Embracing My Uniqueness

“I stopped hiding what made me different. Those were my superpowers!”


From there on out, Meg made a radical shift in her life - professionally and personally. She fiercely embraced her quirky qualities and only invested in people, companies, and projects that fit her strengths and made her happy. And what happened?


Image Credit: Darn Good

By just being herself, opportunities with her dream clients started flooding in. She couldn't believe it! People resonated with her quirkiness, valued her genuinity, and respected her work. They wanted her for exactly who she was.


Finding Her Purpose - Making the World a Happier Place


To help the audience understand how Meg found her purpose and used that as a guide when making choices in her career, she shared a few exploratory questions and encouraged us to ponder them ourselves.


1. What’s my life's purpose?

  • One, short sentence

  • A driving force that guides my decisions

  • Tailored based on my strengthens and unique characteristics


Meg’s Answer: To make the world a happier place.

Owning multiple businesses can be challenging. You’re asked a lot of questions and constantly making decisions. It’s easy to deviate from your roots and forget the mission behind your work. That’s why determining your life’s purpose is so critical. For Meg, making the world a happier place is always the guiding force. If her work doesn’t align that core value, she shouldn’t be doing it. It makes it easy to say yes and to say no.

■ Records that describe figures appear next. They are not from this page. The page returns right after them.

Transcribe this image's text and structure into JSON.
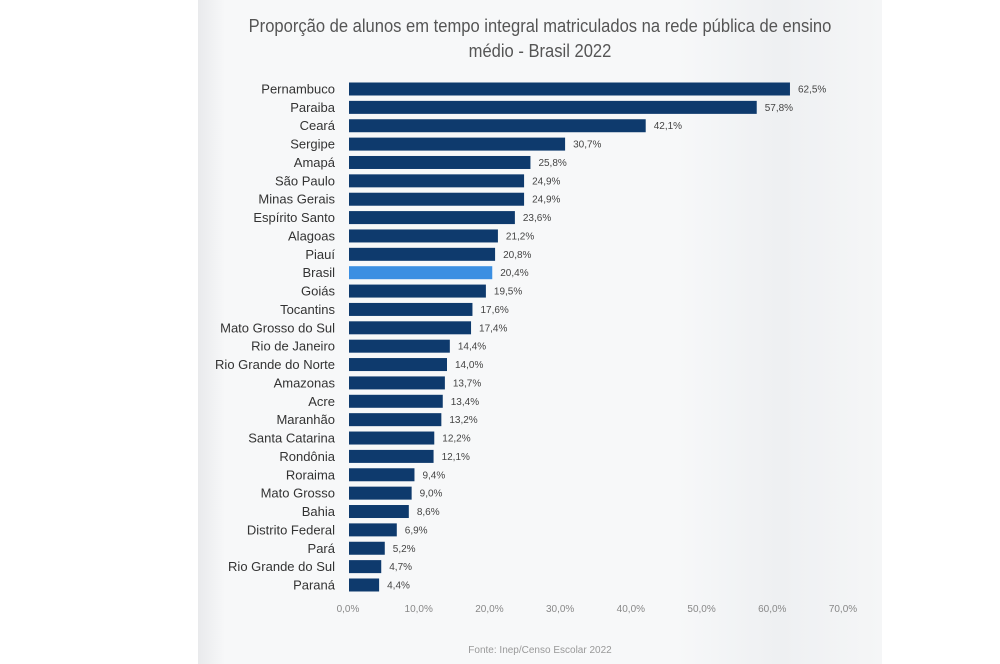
{
  "chart_data": {
    "type": "bar",
    "orientation": "horizontal",
    "title": "Proporção de alunos em tempo integral matriculados na rede pública de ensino médio - Brasil 2022",
    "source": "Fonte: Inep/Censo Escolar 2022",
    "categories": [
      "Pernambuco",
      "Paraiba",
      "Ceará",
      "Sergipe",
      "Amapá",
      "São Paulo",
      "Minas Gerais",
      "Espírito Santo",
      "Alagoas",
      "Piauí",
      "Brasil",
      "Goiás",
      "Tocantins",
      "Mato Grosso do Sul",
      "Rio de Janeiro",
      "Rio Grande do Norte",
      "Amazonas",
      "Acre",
      "Maranhão",
      "Santa Catarina",
      "Rondônia",
      "Roraima",
      "Mato Grosso",
      "Bahia",
      "Distrito Federal",
      "Pará",
      "Rio Grande do Sul",
      "Paraná"
    ],
    "values": [
      62.5,
      57.8,
      42.1,
      30.7,
      25.8,
      24.9,
      24.9,
      23.6,
      21.2,
      20.8,
      20.4,
      19.5,
      17.6,
      17.4,
      14.4,
      14.0,
      13.7,
      13.4,
      13.2,
      12.2,
      12.1,
      9.4,
      9.0,
      8.6,
      6.9,
      5.2,
      4.7,
      4.4
    ],
    "data_labels": [
      "62,5%",
      "57,8%",
      "42,1%",
      "30,7%",
      "25,8%",
      "24,9%",
      "24,9%",
      "23,6%",
      "21,2%",
      "20,8%",
      "20,4%",
      "19,5%",
      "17,6%",
      "17,4%",
      "14,4%",
      "14,0%",
      "13,7%",
      "13,4%",
      "13,2%",
      "12,2%",
      "12,1%",
      "9,4%",
      "9,0%",
      "8,6%",
      "6,9%",
      "5,2%",
      "4,7%",
      "4,4%"
    ],
    "xlim": [
      0,
      70
    ],
    "x_ticks": [
      "0,0%",
      "10,0%",
      "20,0%",
      "30,0%",
      "40,0%",
      "50,0%",
      "60,0%",
      "70,0%"
    ],
    "grid": false,
    "legend": "none",
    "colors": {
      "bar": "#0e3a6d",
      "highlight": "#3b8fe2"
    },
    "highlight_category": "Brasil"
  }
}
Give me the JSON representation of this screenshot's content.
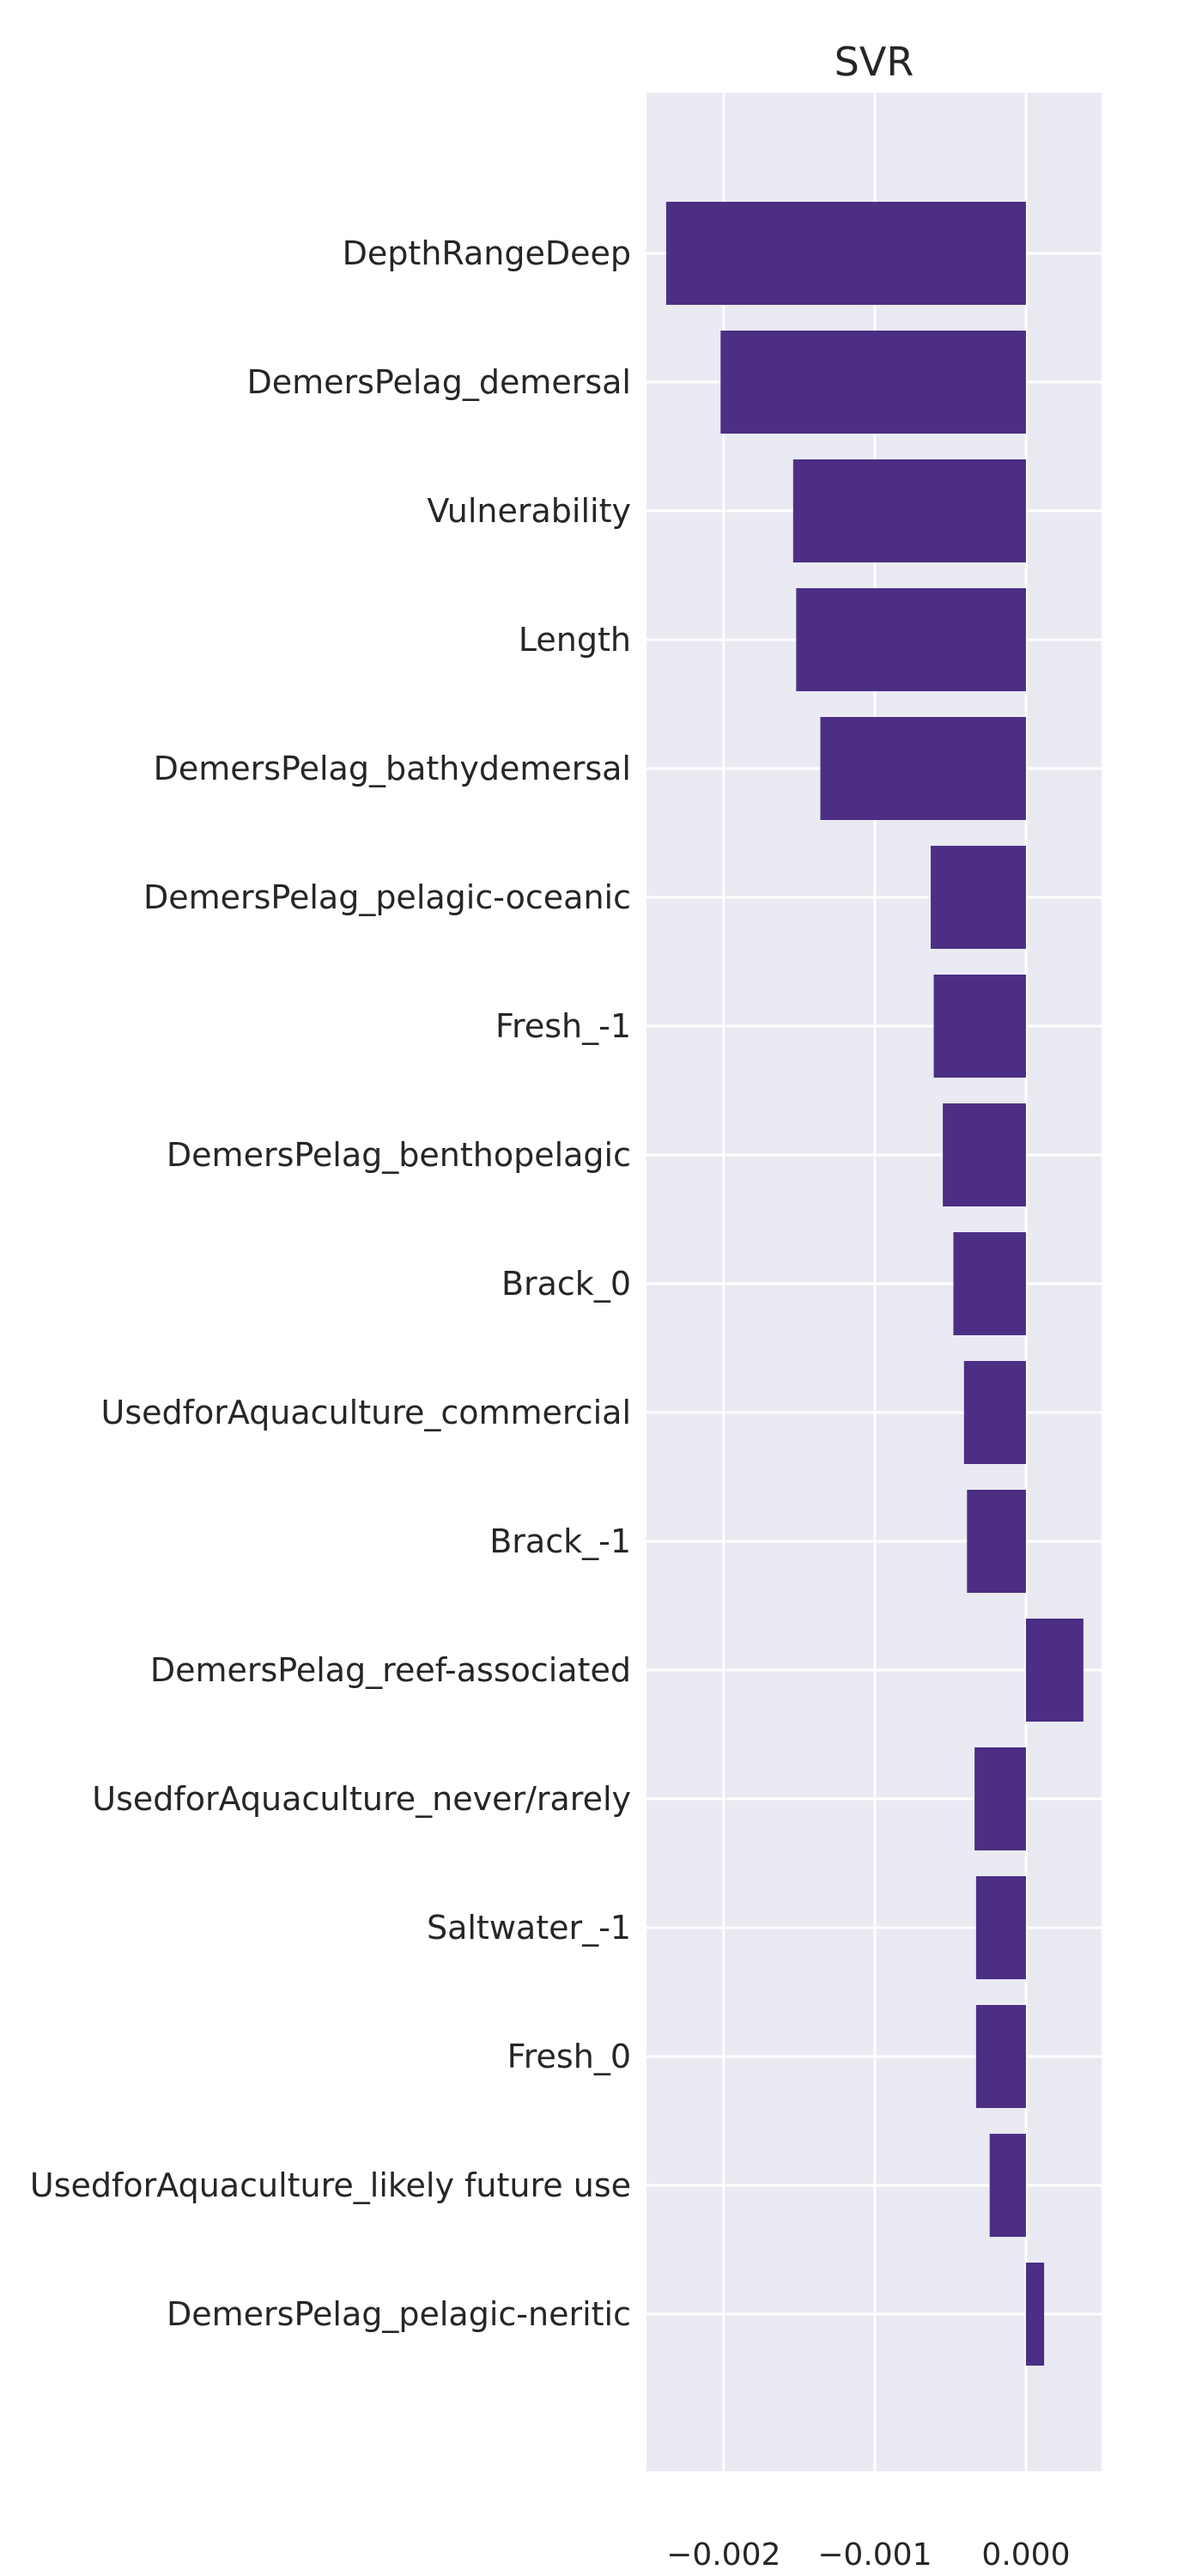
{
  "chart_data": {
    "type": "bar",
    "orientation": "horizontal",
    "title": "SVR",
    "xlabel": "",
    "ylabel": "",
    "xlim": [
      -0.00251,
      0.0005
    ],
    "grid": true,
    "x_ticks": [
      -0.002,
      -0.001,
      0.0
    ],
    "x_tick_labels": [
      "−0.002",
      "−0.001",
      "0.000"
    ],
    "categories": [
      "DepthRangeDeep",
      "DemersPelag_demersal",
      "Vulnerability",
      "Length",
      "DemersPelag_bathydemersal",
      "DemersPelag_pelagic-oceanic",
      "Fresh_-1",
      "DemersPelag_benthopelagic",
      "Brack_0",
      "UsedforAquaculture_commercial",
      "Brack_-1",
      "DemersPelag_reef-associated",
      "UsedforAquaculture_never/rarely",
      "Saltwater_-1",
      "Fresh_0",
      "UsedforAquaculture_likely future use",
      "DemersPelag_pelagic-neritic"
    ],
    "values": [
      -0.00238,
      -0.00202,
      -0.00154,
      -0.00152,
      -0.00136,
      -0.00063,
      -0.00061,
      -0.00055,
      -0.00048,
      -0.00041,
      -0.00039,
      0.00038,
      -0.00034,
      -0.00033,
      -0.00033,
      -0.00024,
      0.00012
    ],
    "colors": {
      "bar": "#4c2f85",
      "background": "#eaeaf2",
      "grid": "#ffffff"
    }
  }
}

2. What are my unique qualities?

  • Qualities that come naturally

  • Things that you may be hiding

  • Things that others have pointed out to you


Meg’s Answer: I love change.

Meg never wanted to be a specific kind of designer. She hated having to choose just one. If she was just a designer she could pivot on any project, being a UX designer for one project,, a graphic designer for the next, or a product designer. She thrives on change and realized how much strength she had in that unique quality.


3. What do you value?

  • Things that are important to you

  • Something that is really important to you and maybe not as important to someone else


Meg’s Answer: Communities and shared spaces where people feel like they can be themselves.

Although she loves some good ol’ “me time”, Meg is a classic extrovert. She loves to just hangout with people and is always the last one to leave the party. When she moved to Minneapolis from NYC, she had a hard time finding a community of friends. So, she made her own.  In this time, she found that a close knit community was extremely valuable to her and that creating spaces where friends could connect was part of her purpose.

Be Exactly Who You Are and Good Work Will Come

Meg taught us a lot in that crowded room early Friday morning. Wise tidbits of knowledge and advice on how self acceptance and defining your life’s purpose can truly change the type of clients you attract and the kind of work you produce . If I could sum it all up in one sentence, I think Meg so eloquently said it as such,

“The more I’m me, the more I succeed!”

Minny & Paul is a proud partner of CreativeMornings/Minneapolis. It is an honor to support local artists and creatives in the Twin Cities community!